If you want your money to be able to compete with inflation, it is wise to start investing in assets that earn at least 4% a year. This way you will stay ahead of inflation.
3. The Compound Effect
During the first year a $1,000 dollar is invested and it earned 6%. The second year the investment is worth $1,060 dollar and again, 6% is earned. But only this time the investment increases with $63.30 dollar instead of $60. This will leave you with $1,123.30 dollar, which will earn you another 6%.
The compound effect is a phenomenon that shows how powerful exponential growth can be. Simply put, exponential growth is growth based on rates or percentages.

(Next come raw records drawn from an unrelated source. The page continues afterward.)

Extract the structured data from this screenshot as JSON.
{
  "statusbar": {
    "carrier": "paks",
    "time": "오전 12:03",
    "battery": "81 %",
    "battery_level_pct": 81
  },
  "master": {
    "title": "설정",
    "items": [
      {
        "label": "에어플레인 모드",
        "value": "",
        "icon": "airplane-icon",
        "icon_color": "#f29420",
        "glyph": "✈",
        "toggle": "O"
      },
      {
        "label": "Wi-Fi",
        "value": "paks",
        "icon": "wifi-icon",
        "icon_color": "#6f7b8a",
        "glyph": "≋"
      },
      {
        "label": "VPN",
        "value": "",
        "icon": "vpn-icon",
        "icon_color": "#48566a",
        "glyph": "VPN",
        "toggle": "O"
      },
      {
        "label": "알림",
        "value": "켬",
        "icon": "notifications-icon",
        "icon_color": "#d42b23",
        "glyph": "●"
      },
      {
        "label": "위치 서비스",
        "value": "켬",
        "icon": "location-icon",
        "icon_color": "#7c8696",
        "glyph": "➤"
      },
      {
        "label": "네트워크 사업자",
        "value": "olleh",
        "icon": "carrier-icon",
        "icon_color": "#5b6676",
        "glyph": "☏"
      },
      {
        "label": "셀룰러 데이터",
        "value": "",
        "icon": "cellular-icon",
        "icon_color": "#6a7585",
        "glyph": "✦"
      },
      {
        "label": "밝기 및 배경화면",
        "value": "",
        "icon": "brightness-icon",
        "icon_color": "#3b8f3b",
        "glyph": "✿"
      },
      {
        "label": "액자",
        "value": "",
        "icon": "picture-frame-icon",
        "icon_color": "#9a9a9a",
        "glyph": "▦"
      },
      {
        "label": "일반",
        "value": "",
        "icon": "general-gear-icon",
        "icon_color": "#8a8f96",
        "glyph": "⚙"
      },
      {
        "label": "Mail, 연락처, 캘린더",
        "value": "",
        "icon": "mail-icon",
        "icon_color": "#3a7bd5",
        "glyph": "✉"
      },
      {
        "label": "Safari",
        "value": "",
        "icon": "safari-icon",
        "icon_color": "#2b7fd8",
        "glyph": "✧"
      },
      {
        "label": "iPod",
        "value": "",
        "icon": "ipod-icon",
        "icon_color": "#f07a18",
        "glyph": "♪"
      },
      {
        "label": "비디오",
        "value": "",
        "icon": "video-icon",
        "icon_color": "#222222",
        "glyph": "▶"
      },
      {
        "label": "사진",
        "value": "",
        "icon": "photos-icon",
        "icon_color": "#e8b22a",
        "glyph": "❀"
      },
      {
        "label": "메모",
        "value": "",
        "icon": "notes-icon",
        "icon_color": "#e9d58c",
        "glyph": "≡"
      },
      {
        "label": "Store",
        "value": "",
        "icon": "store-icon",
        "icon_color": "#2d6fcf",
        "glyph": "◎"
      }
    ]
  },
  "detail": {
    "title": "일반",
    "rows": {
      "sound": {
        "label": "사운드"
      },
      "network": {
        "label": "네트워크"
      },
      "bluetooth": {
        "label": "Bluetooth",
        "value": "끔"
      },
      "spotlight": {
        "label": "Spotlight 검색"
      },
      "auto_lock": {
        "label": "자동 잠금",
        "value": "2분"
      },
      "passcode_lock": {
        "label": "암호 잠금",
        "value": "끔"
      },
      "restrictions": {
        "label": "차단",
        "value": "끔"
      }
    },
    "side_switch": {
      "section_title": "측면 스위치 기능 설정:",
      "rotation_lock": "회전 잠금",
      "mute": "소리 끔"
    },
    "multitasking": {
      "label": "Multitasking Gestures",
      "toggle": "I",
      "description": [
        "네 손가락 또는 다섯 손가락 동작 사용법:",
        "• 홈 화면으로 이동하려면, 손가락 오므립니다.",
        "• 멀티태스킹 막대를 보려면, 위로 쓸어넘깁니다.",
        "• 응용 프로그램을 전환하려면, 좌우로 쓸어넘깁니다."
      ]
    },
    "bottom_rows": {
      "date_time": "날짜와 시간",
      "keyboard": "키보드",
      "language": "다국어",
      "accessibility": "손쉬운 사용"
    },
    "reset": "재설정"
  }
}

The example above only shows a very small part of the compound effect, but when you are investing for many years, that is when it becomes significantly bigger. I posted an example on my Instagram, that perfectly shows how powerful the compound effect really is. The compound effect is also the reason why you should start investing now rather than in 10 years. The growth accumulated will be more generous.
4. Aiming for the long term
Similar to saving, investing is a great way to collect and put aside money for retirement. One big difference would be that an income earning asset is more effective than a savings account. In fact, if you devote more money to an asset than the average, you might even speed up the process to retirement. This in turn will grant you more freedom to do as you please.
All of a sudden, putting your money into an investment becomes more interesting to those that want to ‘retire early’. I personally prefer the term ‘financial free’ over ‘early retirement’. I mean, are you really gonna sit on the sidelines after you turn 40 or 45? Anyhow, investing can definitely boost that goal.
5. Quick cash
There are also ways of investing that allow you to make a quick buck. This is generally called day-trading. I personally find this to be riskier than obtaining long term assets, but can definitely be useful if you are in need of some quick cash.
If you choose to get involved in day-trading, beware of the potential risk. My advice would be to consider the invested money as already lost and definitely find someone with experience who can help you pick the best trades.
If you weren’t sure whether to start investing now or not, I hope this helped you take that step. Starting now definitely has is definitely more beneficial than waiting. Just remember to have done your research, but even then, there might still be times when you lose your money. Investing is never fully without risk.
Lots of love,
Disclaimer: this blog post merely contains my opinions and personal experiences. These blog posts are not to be perceived as financial advise for investing or other monetary activities. Readers are to realize that managing their money is their own responsibility and they have to make their own decisions.
I am not a (professional) financial advisor nor do I claim to be one.